I haven't read Mr. Heiserman's book yet (but it's on my short list), and I certainly cannot speak to his viewpoint... and as much as cost of capital caves my head in, I think I can at least point out why the general consensus is to use market value and not book value of equity.

As I understand it in general terms...

The arguments for using book value of equity are many... among them...

- it's easy to obtain straight off the balance sheet
- it has some tangible meaning, whereas market price is simply what's paid today
- if you use market value of equity to determine the debt/equity weighting to get your cost of capital... and then you use that cost of capital to determine your intrinsic value of the company... you're using the market value to determine an intrinsic value that may tell you the market value is wrong, meaning your intrinsic value is wrong since it was based in part on market value (wait... did I go around that circle too many times?)

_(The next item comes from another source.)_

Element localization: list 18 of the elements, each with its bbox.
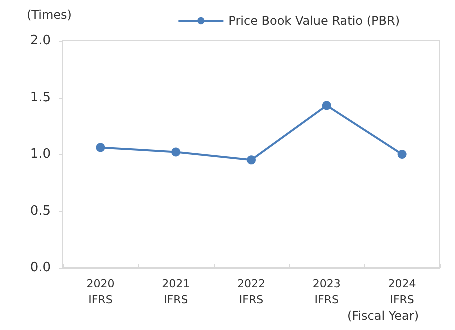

So... given all this, how do you reconcile the contradiction between book value of equity and market value of equity, and why would you use market value? The bottom line (at least according to Damodaran) is that if you were to buy the entire company outright today, you'd have to pay market value for equity regardless of what shareholder equity on the balance sheet is. So, despite the convincing arguments above, you have to use market value of equity to determine intrinsic value.

He also points out an added bonus... you'll never have a negative market value for equity. Book value for equity can be negative. Good luck working with that.

That said, this is all purely academic in my (simple) mind. I may simply be too slow to calculate a useful beta, hence cost of equity is meaningless, hence weighted cost of capital is meaningless (to me)... so I use the often cited "hurdle rate" and focus my attention elsewhere in evaluating a company. I probably would fail out of business school though, so what do I know.

Anyway, hope that gives some food for thought... or at least a big fat grapefruit for someone more knowledgeable to shred apart while providing their own answer.